Here's a piece of code that does some magic. Can you find out what it is? The input is a sequence V of nonnegative integers.


a = 0 while max(V) > 0: C = [ 0 ] * max(V) for x in V: if x%2==0: a += C[x//2] else: C[x//2] += 1 V = [ x//2 for x in V ] print(a)
»
10 years ago, # |
  Vote: I like it +40 Vote: I do not like it

Binary search

while (l + 1 < r) {
    (f(m = (l + r) >> 1) ? r : l) = m;
}

printf("%lld", f(l) ? l : r);
  • »
    »
    10 years ago, # ^ |
      Vote: I like it +47 Vote: I do not like it

    Quickly! Downvote it as fast as you can — the sooner we make it hidden the less people will see this and will code like that!

    • »
      »
      »
      10 years ago, # ^ |
        Vote: I like it +65 Vote: I do not like it
      #define m ((l+r)/2)
       
      int a[N*4];
       
      int go(int n,int l,int r,int k,int p,int t)
      {
          return t ? p < l || k > r ? 0 : k <= l && r <= p ? a[n] : max( go(n*2,l,m,k,p,1), go(n*2+1,m+1,r,k,p,1) ) : r < k || k < l ? a[n] : l == r ? a[n] = p : a[n] = max( go(n*2,l,m,k,p,0), go(n*2+1,m+1,r,k,p,0) );
      }
      

      What is happening to me ? :'(

      • »
        »
        »
        »
        10 years ago, # ^ |
          Vote: I like it +11 Vote: I do not like it

        Malbolge is a language deisgned to be the worst ever.

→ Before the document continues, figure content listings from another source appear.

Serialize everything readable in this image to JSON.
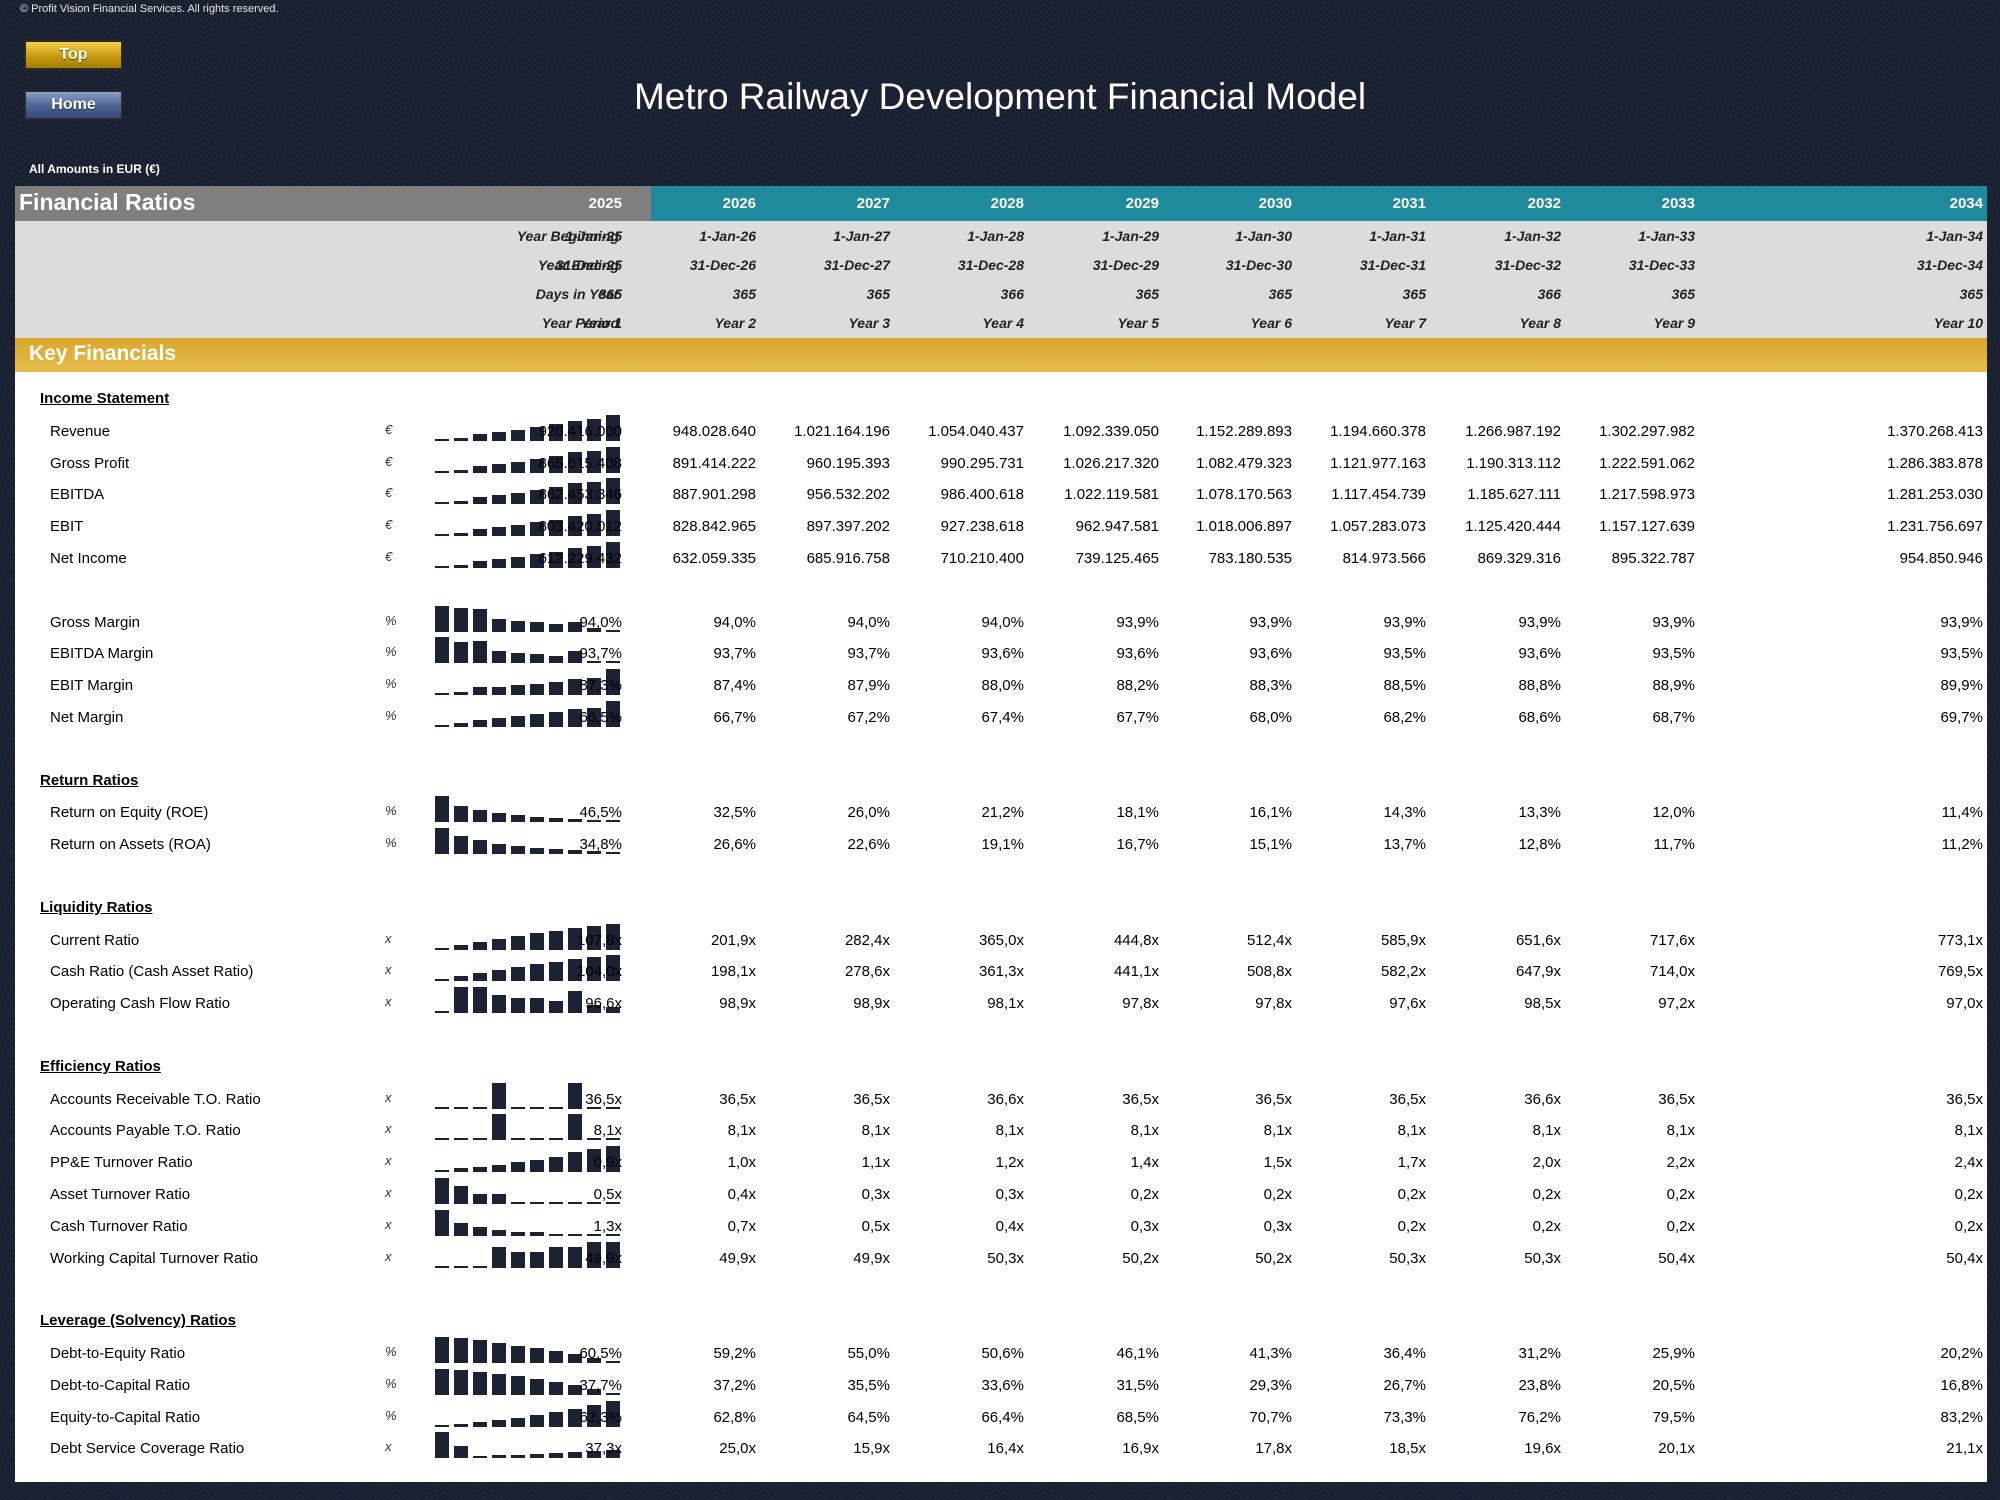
{
  "copyright": "© Profit Vision Financial Services. All rights reserved.",
  "nav": {
    "top": "Top",
    "home": "Home"
  },
  "title": "Metro Railway Development Financial Model",
  "amounts_note": "All Amounts in  EUR (€)",
  "header": {
    "section_title": "Financial Ratios",
    "years": [
      "2025",
      "2026",
      "2027",
      "2028",
      "2029",
      "2030",
      "2031",
      "2032",
      "2033",
      "2034"
    ]
  },
  "year_info": [
    {
      "label": "Year Beginning",
      "values": [
        "1-Jan-25",
        "1-Jan-26",
        "1-Jan-27",
        "1-Jan-28",
        "1-Jan-29",
        "1-Jan-30",
        "1-Jan-31",
        "1-Jan-32",
        "1-Jan-33",
        "1-Jan-34"
      ]
    },
    {
      "label": "Year Ending",
      "values": [
        "31-Dec-25",
        "31-Dec-26",
        "31-Dec-27",
        "31-Dec-28",
        "31-Dec-29",
        "31-Dec-30",
        "31-Dec-31",
        "31-Dec-32",
        "31-Dec-33",
        "31-Dec-34"
      ]
    },
    {
      "label": "Days in Year",
      "values": [
        "365",
        "365",
        "365",
        "366",
        "365",
        "365",
        "365",
        "366",
        "365",
        "365"
      ]
    },
    {
      "label": "Year Period",
      "values": [
        "Year 1",
        "Year 2",
        "Year 3",
        "Year 4",
        "Year 5",
        "Year 6",
        "Year 7",
        "Year 8",
        "Year 9",
        "Year 10"
      ]
    }
  ],
  "band_title": "Key Financials",
  "rows": [
    {
      "type": "section",
      "label": "Income Statement"
    },
    {
      "type": "data",
      "label": "Revenue",
      "unit": "€",
      "spark": [
        920416000,
        948028640,
        1021164196,
        1054040437,
        1092339050,
        1152289893,
        1194660378,
        1266987192,
        1302297982,
        1370268413
      ],
      "values": [
        "920.416.000",
        "948.028.640",
        "1.021.164.196",
        "1.054.040.437",
        "1.092.339.050",
        "1.152.289.893",
        "1.194.660.378",
        "1.266.987.192",
        "1.302.297.982",
        "1.370.268.413"
      ]
    },
    {
      "type": "data",
      "label": "Gross Profit",
      "unit": "€",
      "spark": [
        865615408,
        891414222,
        960195393,
        990295731,
        1026217320,
        1082479323,
        1121977163,
        1190313112,
        1222591062,
        1286383878
      ],
      "values": [
        "865.615.408",
        "891.414.222",
        "960.195.393",
        "990.295.731",
        "1.026.217.320",
        "1.082.479.323",
        "1.121.977.163",
        "1.190.313.112",
        "1.222.591.062",
        "1.286.383.878"
      ]
    },
    {
      "type": "data",
      "label": "EBITDA",
      "unit": "€",
      "spark": [
        862453346,
        887901298,
        956532202,
        986400618,
        1022119581,
        1078170563,
        1117454739,
        1185627111,
        1217598973,
        1281253030
      ],
      "values": [
        "862.453.346",
        "887.901.298",
        "956.532.202",
        "986.400.618",
        "1.022.119.581",
        "1.078.170.563",
        "1.117.454.739",
        "1.185.627.111",
        "1.217.598.973",
        "1.281.253.030"
      ]
    },
    {
      "type": "data",
      "label": "EBIT",
      "unit": "€",
      "spark": [
        803420012,
        828842965,
        897397202,
        927238618,
        962947581,
        1018006897,
        1057283073,
        1125420444,
        1157127639,
        1231756697
      ],
      "values": [
        "803.420.012",
        "828.842.965",
        "897.397.202",
        "927.238.618",
        "962.947.581",
        "1.018.006.897",
        "1.057.283.073",
        "1.125.420.444",
        "1.157.127.639",
        "1.231.756.697"
      ]
    },
    {
      "type": "data",
      "label": "Net Income",
      "unit": "€",
      "spark": [
        612229432,
        632059335,
        685916758,
        710210400,
        739125465,
        783180535,
        814973566,
        869329316,
        895322787,
        954850946
      ],
      "values": [
        "612.229.432",
        "632.059.335",
        "685.916.758",
        "710.210.400",
        "739.125.465",
        "783.180.535",
        "814.973.566",
        "869.329.316",
        "895.322.787",
        "954.850.946"
      ]
    },
    {
      "type": "blank"
    },
    {
      "type": "data",
      "label": "Gross Margin",
      "unit": "%",
      "spark": [
        94.04,
        94.03,
        94.02,
        93.95,
        93.94,
        93.93,
        93.92,
        93.93,
        93.89,
        93.88
      ],
      "values": [
        "94,0%",
        "94,0%",
        "94,0%",
        "94,0%",
        "93,9%",
        "93,9%",
        "93,9%",
        "93,9%",
        "93,9%",
        "93,9%"
      ]
    },
    {
      "type": "data",
      "label": "EBITDA Margin",
      "unit": "%",
      "spark": [
        93.7,
        93.66,
        93.67,
        93.58,
        93.57,
        93.56,
        93.54,
        93.58,
        93.5,
        93.5
      ],
      "values": [
        "93,7%",
        "93,7%",
        "93,7%",
        "93,6%",
        "93,6%",
        "93,6%",
        "93,5%",
        "93,6%",
        "93,5%",
        "93,5%"
      ]
    },
    {
      "type": "data",
      "label": "EBIT Margin",
      "unit": "%",
      "spark": [
        87.3,
        87.4,
        87.9,
        88.0,
        88.2,
        88.3,
        88.5,
        88.8,
        88.9,
        89.9
      ],
      "values": [
        "87,3%",
        "87,4%",
        "87,9%",
        "88,0%",
        "88,2%",
        "88,3%",
        "88,5%",
        "88,8%",
        "88,9%",
        "89,9%"
      ]
    },
    {
      "type": "data",
      "label": "Net Margin",
      "unit": "%",
      "spark": [
        66.5,
        66.7,
        67.2,
        67.4,
        67.7,
        68.0,
        68.2,
        68.6,
        68.7,
        69.7
      ],
      "values": [
        "66,5%",
        "66,7%",
        "67,2%",
        "67,4%",
        "67,7%",
        "68,0%",
        "68,2%",
        "68,6%",
        "68,7%",
        "69,7%"
      ]
    },
    {
      "type": "blank"
    },
    {
      "type": "section",
      "label": "Return Ratios"
    },
    {
      "type": "data",
      "label": "Return on Equity (ROE)",
      "unit": "%",
      "spark": [
        46.5,
        32.5,
        26.0,
        21.2,
        18.1,
        16.1,
        14.3,
        13.3,
        12.0,
        11.4
      ],
      "values": [
        "46,5%",
        "32,5%",
        "26,0%",
        "21,2%",
        "18,1%",
        "16,1%",
        "14,3%",
        "13,3%",
        "12,0%",
        "11,4%"
      ]
    },
    {
      "type": "data",
      "label": "Return on Assets (ROA)",
      "unit": "%",
      "spark": [
        34.8,
        26.6,
        22.6,
        19.1,
        16.7,
        15.1,
        13.7,
        12.8,
        11.7,
        11.2
      ],
      "values": [
        "34,8%",
        "26,6%",
        "22,6%",
        "19,1%",
        "16,7%",
        "15,1%",
        "13,7%",
        "12,8%",
        "11,7%",
        "11,2%"
      ]
    },
    {
      "type": "blank"
    },
    {
      "type": "section",
      "label": "Liquidity Ratios"
    },
    {
      "type": "data",
      "label": "Current Ratio",
      "unit": "x",
      "spark": [
        107.8,
        201.9,
        282.4,
        365.0,
        444.8,
        512.4,
        585.9,
        651.6,
        717.6,
        773.1
      ],
      "values": [
        "107,8x",
        "201,9x",
        "282,4x",
        "365,0x",
        "444,8x",
        "512,4x",
        "585,9x",
        "651,6x",
        "717,6x",
        "773,1x"
      ]
    },
    {
      "type": "data",
      "label": "Cash Ratio (Cash Asset Ratio)",
      "unit": "x",
      "spark": [
        104.0,
        198.1,
        278.6,
        361.3,
        441.1,
        508.8,
        582.2,
        647.9,
        714.0,
        769.5
      ],
      "values": [
        "104,0x",
        "198,1x",
        "278,6x",
        "361,3x",
        "441,1x",
        "508,8x",
        "582,2x",
        "647,9x",
        "714,0x",
        "769,5x"
      ]
    },
    {
      "type": "data",
      "label": "Operating Cash Flow Ratio",
      "unit": "x",
      "spark": [
        96.6,
        98.9,
        98.9,
        98.1,
        97.8,
        97.8,
        97.6,
        98.5,
        97.2,
        97.0
      ],
      "values": [
        "96,6x",
        "98,9x",
        "98,9x",
        "98,1x",
        "97,8x",
        "97,8x",
        "97,6x",
        "98,5x",
        "97,2x",
        "97,0x"
      ]
    },
    {
      "type": "blank"
    },
    {
      "type": "section",
      "label": "Efficiency Ratios"
    },
    {
      "type": "data",
      "label": "Accounts Receivable T.O. Ratio",
      "unit": "x",
      "spark": [
        36.5,
        36.5,
        36.5,
        36.6,
        36.5,
        36.5,
        36.5,
        36.6,
        36.5,
        36.5
      ],
      "values": [
        "36,5x",
        "36,5x",
        "36,5x",
        "36,6x",
        "36,5x",
        "36,5x",
        "36,5x",
        "36,6x",
        "36,5x",
        "36,5x"
      ]
    },
    {
      "type": "data",
      "label": "Accounts Payable T.O. Ratio",
      "unit": "x",
      "spark": [
        8.1,
        8.1,
        8.1,
        8.12,
        8.1,
        8.1,
        8.1,
        8.12,
        8.1,
        8.1
      ],
      "values": [
        "8,1x",
        "8,1x",
        "8,1x",
        "8,1x",
        "8,1x",
        "8,1x",
        "8,1x",
        "8,1x",
        "8,1x",
        "8,1x"
      ]
    },
    {
      "type": "data",
      "label": "PP&E Turnover Ratio",
      "unit": "x",
      "spark": [
        0.9,
        1.0,
        1.1,
        1.2,
        1.4,
        1.5,
        1.7,
        2.0,
        2.2,
        2.4
      ],
      "values": [
        "0,9x",
        "1,0x",
        "1,1x",
        "1,2x",
        "1,4x",
        "1,5x",
        "1,7x",
        "2,0x",
        "2,2x",
        "2,4x"
      ]
    },
    {
      "type": "data",
      "label": "Asset Turnover Ratio",
      "unit": "x",
      "spark": [
        0.5,
        0.4,
        0.3,
        0.3,
        0.2,
        0.2,
        0.2,
        0.2,
        0.2,
        0.2
      ],
      "values": [
        "0,5x",
        "0,4x",
        "0,3x",
        "0,3x",
        "0,2x",
        "0,2x",
        "0,2x",
        "0,2x",
        "0,2x",
        "0,2x"
      ]
    },
    {
      "type": "data",
      "label": "Cash Turnover Ratio",
      "unit": "x",
      "spark": [
        1.3,
        0.7,
        0.5,
        0.4,
        0.3,
        0.3,
        0.2,
        0.2,
        0.2,
        0.2
      ],
      "values": [
        "1,3x",
        "0,7x",
        "0,5x",
        "0,4x",
        "0,3x",
        "0,3x",
        "0,2x",
        "0,2x",
        "0,2x",
        "0,2x"
      ]
    },
    {
      "type": "data",
      "label": "Working Capital Turnover Ratio",
      "unit": "x",
      "spark": [
        49.9,
        49.9,
        49.9,
        50.3,
        50.2,
        50.2,
        50.3,
        50.3,
        50.4,
        50.4
      ],
      "values": [
        "49,9x",
        "49,9x",
        "49,9x",
        "50,3x",
        "50,2x",
        "50,2x",
        "50,3x",
        "50,3x",
        "50,4x",
        "50,4x"
      ]
    },
    {
      "type": "blank"
    },
    {
      "type": "section",
      "label": "Leverage (Solvency) Ratios"
    },
    {
      "type": "data",
      "label": "Debt-to-Equity Ratio",
      "unit": "%",
      "spark": [
        60.5,
        59.2,
        55.0,
        50.6,
        46.1,
        41.3,
        36.4,
        31.2,
        25.9,
        20.2
      ],
      "values": [
        "60,5%",
        "59,2%",
        "55,0%",
        "50,6%",
        "46,1%",
        "41,3%",
        "36,4%",
        "31,2%",
        "25,9%",
        "20,2%"
      ]
    },
    {
      "type": "data",
      "label": "Debt-to-Capital Ratio",
      "unit": "%",
      "spark": [
        37.7,
        37.2,
        35.5,
        33.6,
        31.5,
        29.3,
        26.7,
        23.8,
        20.5,
        16.8
      ],
      "values": [
        "37,7%",
        "37,2%",
        "35,5%",
        "33,6%",
        "31,5%",
        "29,3%",
        "26,7%",
        "23,8%",
        "20,5%",
        "16,8%"
      ]
    },
    {
      "type": "data",
      "label": "Equity-to-Capital Ratio",
      "unit": "%",
      "spark": [
        62.3,
        62.8,
        64.5,
        66.4,
        68.5,
        70.7,
        73.3,
        76.2,
        79.5,
        83.2
      ],
      "values": [
        "62,3%",
        "62,8%",
        "64,5%",
        "66,4%",
        "68,5%",
        "70,7%",
        "73,3%",
        "76,2%",
        "79,5%",
        "83,2%"
      ]
    },
    {
      "type": "data",
      "label": "Debt Service Coverage Ratio",
      "unit": "x",
      "spark": [
        37.3,
        25.0,
        15.9,
        16.4,
        16.9,
        17.8,
        18.5,
        19.6,
        20.1,
        21.1
      ],
      "values": [
        "37,3x",
        "25,0x",
        "15,9x",
        "16,4x",
        "16,9x",
        "17,8x",
        "18,5x",
        "19,6x",
        "20,1x",
        "21,1x"
      ]
    }
  ]
}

        Apparently, it failed.

»
10 years ago, # |
Rev. 2   Vote: I like it 0 Vote: I do not like it

Opps, some one added it before :P

»
10 years ago, # |
Rev. 2   Vote: I like it +1 Vote: I do not like it
int Max(int x, int y) { return (((y-x)>>(32-1))&(x^y))^y; }
int Min(int x, int y) { return (((y-x)>>(32-1))&(x^y))^x; }
»
10 years ago, # |
  Vote: I like it 0 Vote: I do not like it
c[0], r[1] = 1, 1
for i in range(2, maxn):
    r[i] = (mod - (mod // i) * r[mod % i] % mod) % mod
    c[i - 1] = c[i - 2] * (4 * i - 6) * r[i] % mod

с[i] — i-th Catalan number modulo mod

  • »
    »
    10 years ago, # ^ |
      Vote: I like it 0 Vote: I do not like it

    How often do you use Catalan's numbers?

»
10 years ago, # |
  Vote: I like it -8 Vote: I do not like it
for (int i = 0, a, b; i < sz (e); i++)
        (a = p (e[i].sc.fs)) != (b = p (e[i].sc.sc)) ? u (a, b), res += e[i].fs : 0;

Kruskal algorithm with DSU.

»
7 years ago, # |
  Vote: I like it +10 Vote: I do not like it

Considering the power of Python... I like my solution of Timus 1067

from collections import defaultdict
from functools import reduce


def recursive_defauldict():
    return defaultdict(recursive_defauldict)


def out(d, dep=0):
    for outer, inner in sorted(d.items()):
        print(' ' * dep, outer, sep='')
        out(inner, dep + 1)


paths = recursive_defauldict()
for i in range(int(input())):
    reduce(lambda directory, name: directory[name], input().split('\\'), paths)
out(paths)

Well, the part with reduce, maybe, is not perfectly readable, but the main trick is recursive_defauldict.